The decision to administratively close a case is within the discretion of an IJ or the BIA. In arguing that a matter should be administratively closed, it is important to include all relevant factors that the IJ should consider. The six Avetisyan factors referenced above are non-exclusive, so practitioners should include case-specific facts that the IJ should consider. For example, the fact that a client is experiencing trauma that is impeding the practitioner’s ability to prepare the case and could be alleviated by the case being taken off the docket is a fact that the practitioner should include in the motion. See, e.g., Matter of M-A-M-, 25 I&N Dec. 474, 483 (BIA 2011). Also, practitioners should include supporting documentation for the facts alleged in the motion. See Immigration Court Practice Manual, ch. 5.2(e) (“Statements made in a motion are not evidence. If a motion is based upon evidence that was not made part of the record by the Immigration Judge, that evidence should be submitted with the motion.”). Finally, while under Avetisyan DHS non-opposition is not required for the IJ or the BIA to grant administrative closure, it is certainly helpful to the motion if DHS joins or is not in opposition.

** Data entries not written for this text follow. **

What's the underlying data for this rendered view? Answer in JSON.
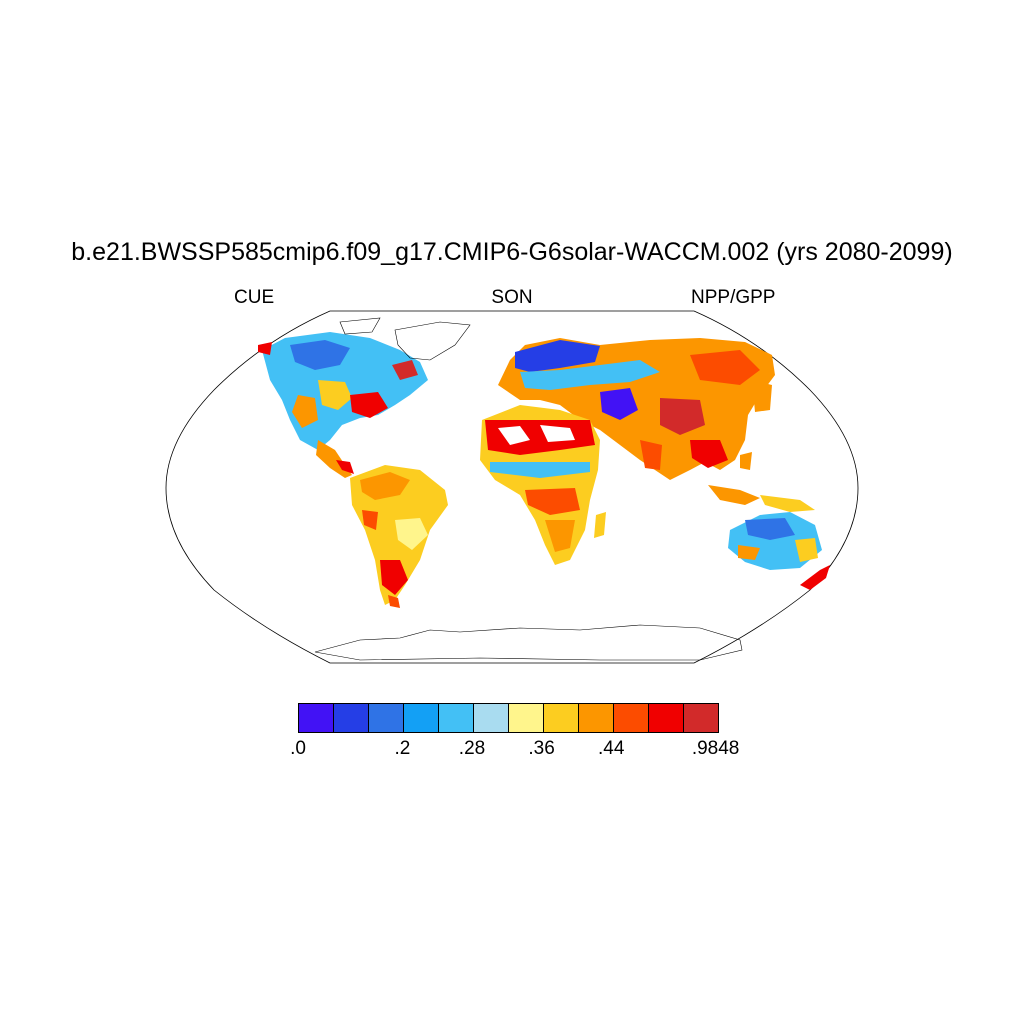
{
  "title": "b.e21.BWSSP585cmip6.f09_g17.CMIP6-G6solar-WACCM.002 (yrs 2080-2099)",
  "subtitle_left": "CUE",
  "subtitle_center": "SON",
  "subtitle_right": "NPP/GPP",
  "projection": "Robinson",
  "colorbar": {
    "colors": [
      "#4212f5",
      "#253ee6",
      "#2f73e6",
      "#13a0f5",
      "#43c0f5",
      "#a9dcf0",
      "#fff58c",
      "#fccd20",
      "#fc9600",
      "#fc4c00",
      "#f00000",
      "#d22a2a"
    ],
    "labels": [
      ".0",
      ".2",
      ".28",
      ".36",
      ".44",
      ".9848"
    ]
  }
}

The acceptance or rejection of a stipulation is also in the discretion of an IJ. Practitioners should use precise language when offering the stipulation to the court. For example, “the parties stipulate that the contents of the declaration filed by the respondent in support of this case are true and correct and that the respondent would testify consistently with the declaration,” as opposed to “the parties stipulate to the declaration.” In addition, when stipulating with respect to a legal element of the case, the parties should be prepared to state how the respondent or DHS has met the burden of proof or how the requirements of that legal element have been satisfied.

Also, for both motions to administratively close and when asking an IJ to accept the parties’ stipulation, there is helpful language in EOIR PM 21-25. That memo specifically states that all IJs should be prepared to ask on the record if there is a stipulation for relief or if the parties agree to administrative closure. EOIR PM 21-25, at 2. The memo also encourages IJs to use docketing practices that “ensure respondents receive fair and timely adjudications, and act consistently with the role of the immigration courts and the BIA in resolving disputes.” Id. at 3.